Steven Heller, in his New York Times obituary of Noorda, called him "an internationally known graphic designer who helped introduce a Modernist look to advertising posters, corporate logos and, in the 1960s, the entire New York City subway system."
Born in Amsterdam in 1927, Mr. Noorda served in the Dutch army in its former East Indies colonies before leaving Holland in 1954 for Milan, where he began his career. He never returned to live in Holland.
His colorful posters for Pirelli tires, where he was briefly the art director, wed the simplicity of Bauhaus typography to vibrant graphic styling. Yet it was his economical signage system for the Milan subway that opened doors to the corporate world. (Mr. Noorda also worked on the underground transit systems in São Paulo, Brazil, and Naples, Italy.)

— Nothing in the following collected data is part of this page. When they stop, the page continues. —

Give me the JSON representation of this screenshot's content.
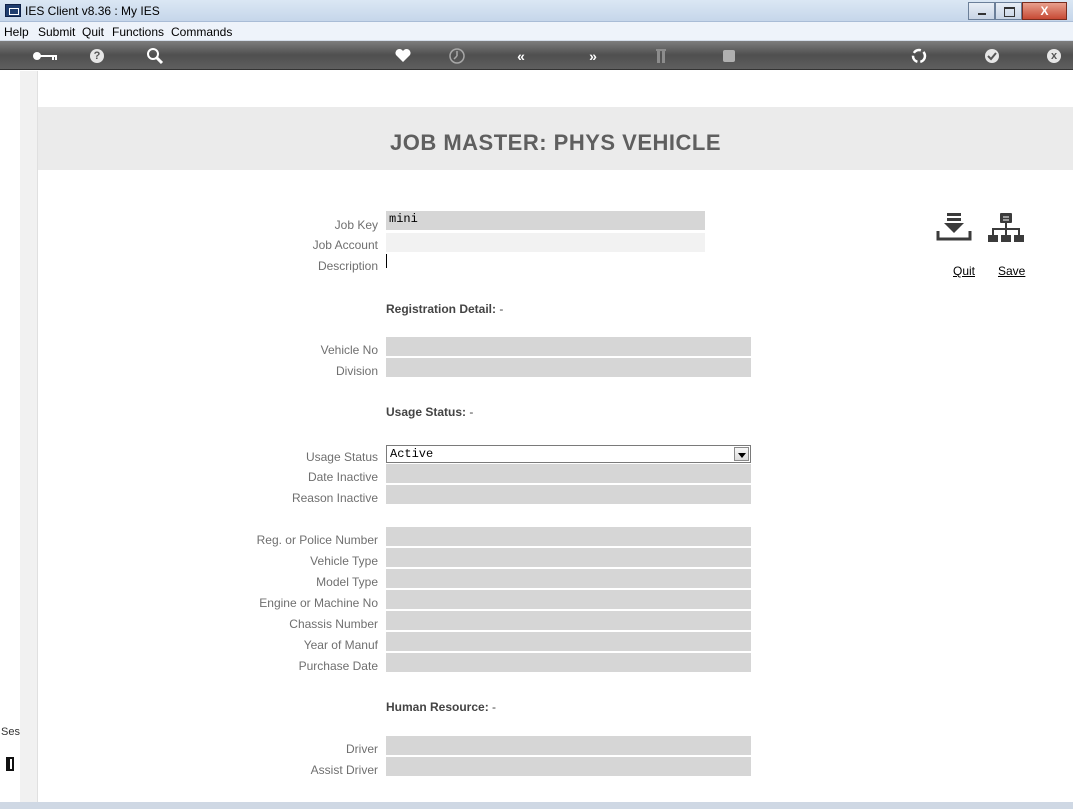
{
  "window": {
    "title": "IES Client v8.36 : My IES",
    "close_glyph": "X"
  },
  "menu": {
    "items": [
      "Help",
      "Submit",
      "Quit",
      "Functions",
      "Commands"
    ]
  },
  "toolbar": {
    "icons": [
      "key-icon",
      "help-icon",
      "search-icon",
      "heart-icon",
      "clock-icon",
      "previous-icon",
      "next-icon",
      "columns-icon",
      "stop-icon",
      "recycle-icon",
      "check-icon",
      "close-icon"
    ],
    "glyphs": {
      "help": "?",
      "prev": "«",
      "next": "»",
      "close": "x"
    }
  },
  "page": {
    "title": "JOB MASTER: PHYS VEHICLE"
  },
  "sidebar": {
    "ses_label": "Ses"
  },
  "actions": {
    "quit_label": "Quit",
    "save_label": "Save"
  },
  "form": {
    "job_key": {
      "label": "Job Key",
      "value": "mini"
    },
    "job_account": {
      "label": "Job Account",
      "value": ""
    },
    "description": {
      "label": "Description",
      "value": ""
    },
    "registration_section": {
      "title": "Registration Detail:",
      "suffix": " -"
    },
    "vehicle_no": {
      "label": "Vehicle No",
      "value": ""
    },
    "division": {
      "label": "Division",
      "value": ""
    },
    "usage_section": {
      "title": "Usage Status:",
      "suffix": " -"
    },
    "usage_status": {
      "label": "Usage Status",
      "value": "Active"
    },
    "date_inactive": {
      "label": "Date Inactive",
      "value": ""
    },
    "reason_inactive": {
      "label": "Reason Inactive",
      "value": ""
    },
    "reg_police_number": {
      "label": "Reg. or Police Number",
      "value": ""
    },
    "vehicle_type": {
      "label": "Vehicle Type",
      "value": ""
    },
    "model_type": {
      "label": "Model Type",
      "value": ""
    },
    "engine_machine_no": {
      "label": "Engine or Machine No",
      "value": ""
    },
    "chassis_number": {
      "label": "Chassis Number",
      "value": ""
    },
    "year_of_manuf": {
      "label": "Year of Manuf",
      "value": ""
    },
    "purchase_date": {
      "label": "Purchase Date",
      "value": ""
    },
    "hr_section": {
      "title": "Human Resource:",
      "suffix": " -"
    },
    "driver": {
      "label": "Driver",
      "value": ""
    },
    "assist_driver": {
      "label": "Assist Driver",
      "value": ""
    }
  }
}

It was in Milan where Mr. Noorda met Mr. Vignelli and established a long business partnership and friendship. They went on to teach together at the School of Industrial Design in Venice before starting Unimark, which eventually opened offices in Switzerland, Germany and Holland as well as in Italy and the United States. It closed in the 1970s.
Afterward Mr. Noorda opened his own design studio in Milan with his wife, Ornella Vitali Noorda. She survives him, as does their daughter, Catharin, of Milan.
For his contributions to Milan, Mr. Noorda was given a sepulcher in the city’s historic cemetery, the Famedio del Cimitero Monumentale, where some of its most famous citizens are buried.